SSG Star is an AI-powered chatbot designed to support Army recruiters. It provides policy and regulatory guidance and answers to recruiting-based questions. The tool helps recruiters quickly find answers without having to sift through manuals or rely on a help desk.
The chatbot was envisioned as a tool focused on Army accession policies and regulations. It would provide recruiters with authoritative answers to questions about recruiting requirements.
SSG Star is not necessarily a new concept. Sergeant Star was introduced in 2006 on GoArmy.com as a recruiting tool. Its aim was to engage potential Army recruits with information that would make the recruitment process easier to understand, and it served as a friendly first contact with the Army.

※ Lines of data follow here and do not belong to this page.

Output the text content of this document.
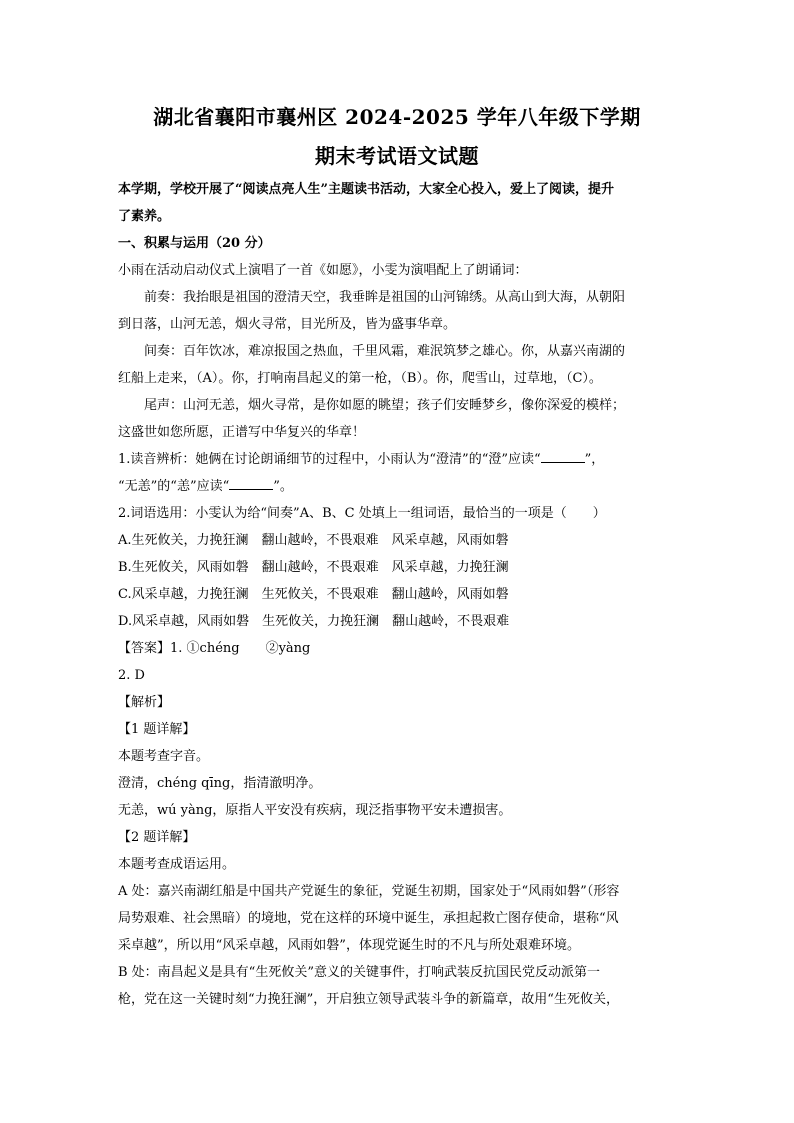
湖北省襄阳市襄州区 2024-2025 学年八年级下学期
期末考试语文试题
本学期，学校开展了“阅读点亮人生”主题读书活动，大家全心投入，爱上了阅读，提升
了素养。
一、积累与运用（20 分）
小雨在活动启动仪式上演唱了一首《如愿》，小雯为演唱配上了朗诵词：
前奏：我抬眼是祖国的澄清天空，我垂眸是祖国的山河锦绣。从高山到大海，从朝阳
到日落，山河无恙，烟火寻常，目光所及，皆为盛事华章。
间奏：百年饮冰，难凉报国之热血，千里风霜，难泯筑梦之雄心。你，从嘉兴南湖的
红船上走来，（A）。你，打响南昌起义的第一枪，（B）。你，爬雪山，过草地，（C）。
尾声：山河无恙，烟火寻常，是你如愿的眺望；孩子们安睡梦乡，像你深爱的模样；
这盛世如您所愿，正谱写中华复兴的华章！
1.读音辨析：她俩在讨论朗诵细节的过程中，小雨认为“澄清”的“澄”应读“	”，
“无恙”的“恙”应读“	”。
2.词语选用：小雯认为给“间奏”A、B、C 处填上一组词语，最恰当的一项是（　　）
A.生死攸关，力挽狂澜　翻山越岭，不畏艰难　风采卓越，风雨如磐
B.生死攸关，风雨如磐　翻山越岭，不畏艰难　风采卓越，力挽狂澜
C.风采卓越，力挽狂澜　生死攸关，不畏艰难　翻山越岭，风雨如磐
D.风采卓越，风雨如磐　生死攸关，力挽狂澜　翻山越岭，不畏艰难
【答案】1. ①chéng　　②yàng
2. D
【解析】
【1 题详解】
本题考查字音。
澄清，chéng qīng，指清澈明净。
无恙，wú yàng，原指人平安没有疾病，现泛指事物平安未遭损害。
【2 题详解】
本题考查成语运用。
A 处：嘉兴南湖红船是中国共产党诞生的象征，党诞生初期，国家处于“风雨如磐”（形容
局势艰难、社会黑暗）的境地，党在这样的环境中诞生，承担起救亡图存使命，堪称“风
采卓越”，所以用“风采卓越，风雨如磐”，体现党诞生时的不凡与所处艰难环境。
B 处：南昌起义是具有“生死攸关”意义的关键事件，打响武装反抗国民党反动派第一
枪，党在这一关键时刻“力挽狂澜”，开启独立领导武装斗争的新篇章，故用“生死攸关，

Jeffrey Faulkner, deputy product lead for Accessions Information Environment (AIE), said that SSG Star lives within AIE and is available to authorized users. AIE developed the SSG Star chatbot in under three months, and the goal was to find ways to reduce burdensome and repetitive tasks. The development team was tasked with “moving AIE into an innovative and leading-edge sphere by incorporating AI as much as possible.”
Faulkner said that SSG Star “focuses on policies, procedures and regulations while optimizing” AIE’s team members for other high-value, high-impact projects.

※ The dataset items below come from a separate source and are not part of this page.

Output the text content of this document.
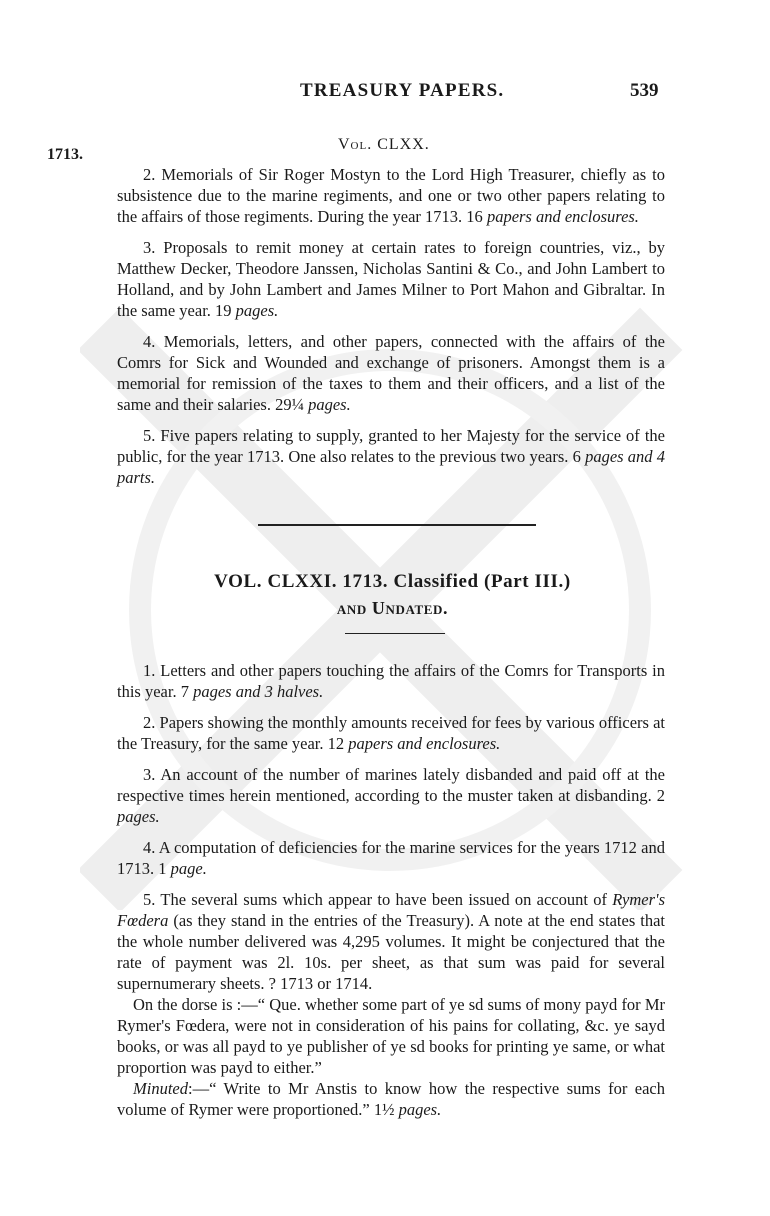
TREASURY PAPERS.	539
1713.
Vol. CLXX.

2. Memorials of Sir Roger Mostyn to the Lord High Treasurer, chiefly as to subsistence due to the marine regiments, and one or two other papers relating to the affairs of those regiments. During the year 1713. 16 papers and enclosures.

3. Proposals to remit money at certain rates to foreign countries, viz., by Matthew Decker, Theodore Janssen, Nicholas Santini & Co., and John Lambert to Holland, and by John Lambert and James Milner to Port Mahon and Gibraltar. In the same year. 19 pages.

4. Memorials, letters, and other papers, connected with the affairs of the Comrs for Sick and Wounded and exchange of prisoners. Amongst them is a memorial for remission of the taxes to them and their officers, and a list of the same and their salaries. 29¼ pages.

5. Five papers relating to supply, granted to her Majesty for the service of the public, for the year 1713. One also relates to the previous two years. 6 pages and 4 parts.

VOL. CLXXI. 1713. Classified (Part III.)
and Undated.

1. Letters and other papers touching the affairs of the Comrs for Transports in this year. 7 pages and 3 halves.

2. Papers showing the monthly amounts received for fees by various officers at the Treasury, for the same year. 12 papers and enclosures.

3. An account of the number of marines lately disbanded and paid off at the respective times herein mentioned, according to the muster taken at disbanding. 2 pages.

4. A computation of deficiencies for the marine services for the years 1712 and 1713. 1 page.

5. The several sums which appear to have been issued on account of Rymer's Fœdera (as they stand in the entries of the Treasury). A note at the end states that the whole number delivered was 4,295 volumes. It might be conjectured that the rate of payment was 2l. 10s. per sheet, as that sum was paid for several supernumerary sheets. ? 1713 or 1714.

On the dorse is :—“ Que. whether some part of ye sd sums of mony payd for Mr Rymer's Fœdera, were not in consideration of his pains for collating, &c. ye sayd books, or was all payd to ye publisher of ye sd books for printing ye same, or what proportion was payd to either.”

Minuted:—“ Write to Mr Anstis to know how the respective sums for each volume of Rymer were proportioned.” 1½ pages.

As recruiters began using the tool, they discovered the need for greater functionality. AIE’s development team quickly adapted the chatbot, and it now draws from a curated repository of recruiting regulations, policy documents and system references, allowing SSG Star to provide answers tailored specifically to the recruiting mission. For example, the chatbot can provide specific information on completing tasks or filling out specific waivers.

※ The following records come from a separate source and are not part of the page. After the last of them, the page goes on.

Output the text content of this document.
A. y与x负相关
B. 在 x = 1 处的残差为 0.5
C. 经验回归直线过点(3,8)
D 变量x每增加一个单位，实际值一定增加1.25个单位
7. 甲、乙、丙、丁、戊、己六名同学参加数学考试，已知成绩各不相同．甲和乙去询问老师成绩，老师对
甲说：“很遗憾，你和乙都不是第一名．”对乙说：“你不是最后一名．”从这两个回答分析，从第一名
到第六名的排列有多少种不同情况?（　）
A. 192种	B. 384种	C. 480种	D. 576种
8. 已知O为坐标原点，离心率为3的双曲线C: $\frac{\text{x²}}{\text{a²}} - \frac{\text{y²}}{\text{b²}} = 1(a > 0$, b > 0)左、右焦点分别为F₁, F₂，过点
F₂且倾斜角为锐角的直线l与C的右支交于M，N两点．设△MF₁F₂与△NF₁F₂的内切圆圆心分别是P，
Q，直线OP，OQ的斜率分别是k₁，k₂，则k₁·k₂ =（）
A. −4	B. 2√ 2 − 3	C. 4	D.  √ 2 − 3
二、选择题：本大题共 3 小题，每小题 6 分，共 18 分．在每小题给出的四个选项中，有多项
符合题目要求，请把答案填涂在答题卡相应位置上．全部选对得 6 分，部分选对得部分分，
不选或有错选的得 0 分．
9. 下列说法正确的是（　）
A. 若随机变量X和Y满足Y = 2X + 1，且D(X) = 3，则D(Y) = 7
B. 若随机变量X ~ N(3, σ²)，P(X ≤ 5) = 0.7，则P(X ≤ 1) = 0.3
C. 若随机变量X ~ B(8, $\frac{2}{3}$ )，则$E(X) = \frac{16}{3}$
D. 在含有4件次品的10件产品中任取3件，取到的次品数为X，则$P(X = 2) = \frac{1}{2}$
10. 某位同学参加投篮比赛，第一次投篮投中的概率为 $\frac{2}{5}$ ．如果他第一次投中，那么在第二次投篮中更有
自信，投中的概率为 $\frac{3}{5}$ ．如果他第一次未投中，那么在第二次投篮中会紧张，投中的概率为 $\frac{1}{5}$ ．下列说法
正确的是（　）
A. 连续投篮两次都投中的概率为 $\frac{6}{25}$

When creating and updating a chatbot, developers upload reference toolsets, which can consist of Word documents, spreadsheets, PDFs or images. The chatbot’s functionality scans for information and key words in seconds, providing an answer in a fraction of the time it would take someone to research it. If information becomes outdated, a developer simply removes that reference tool from the backend.
SSG Star currently serves approximately 12,000 authorized users within AIE and is expected to support as many as 28,000 as early as November 2026. Unlike publicly available AI tools, SSG Star is trained on authoritative recruiting resources and is continuously updated as policies, regulations and workflows evolve.
“We want to deliver updated features and capabilities every two weeks, or as the mission dictates” Faulkner said. AIE plans to expand SSG Star beyond its current role as an information resource. “Future enhancements,” Faulkner added, “include help desk capabilities and making SSG Star a tool that can perform tasks rather than simply answer questions.” SSG Star will complete forms and resolve common issues before users have to consult a help desk representative.
“The intent is for recruiters to know that SSG Star is their one-stop shop for authoritative information,” Faulkner said.
SSG Star embodies AIE’s broader effort of leveraging AI to streamline operations, reduce the Solder’s digital burden and help recruiters focus more time on their mission.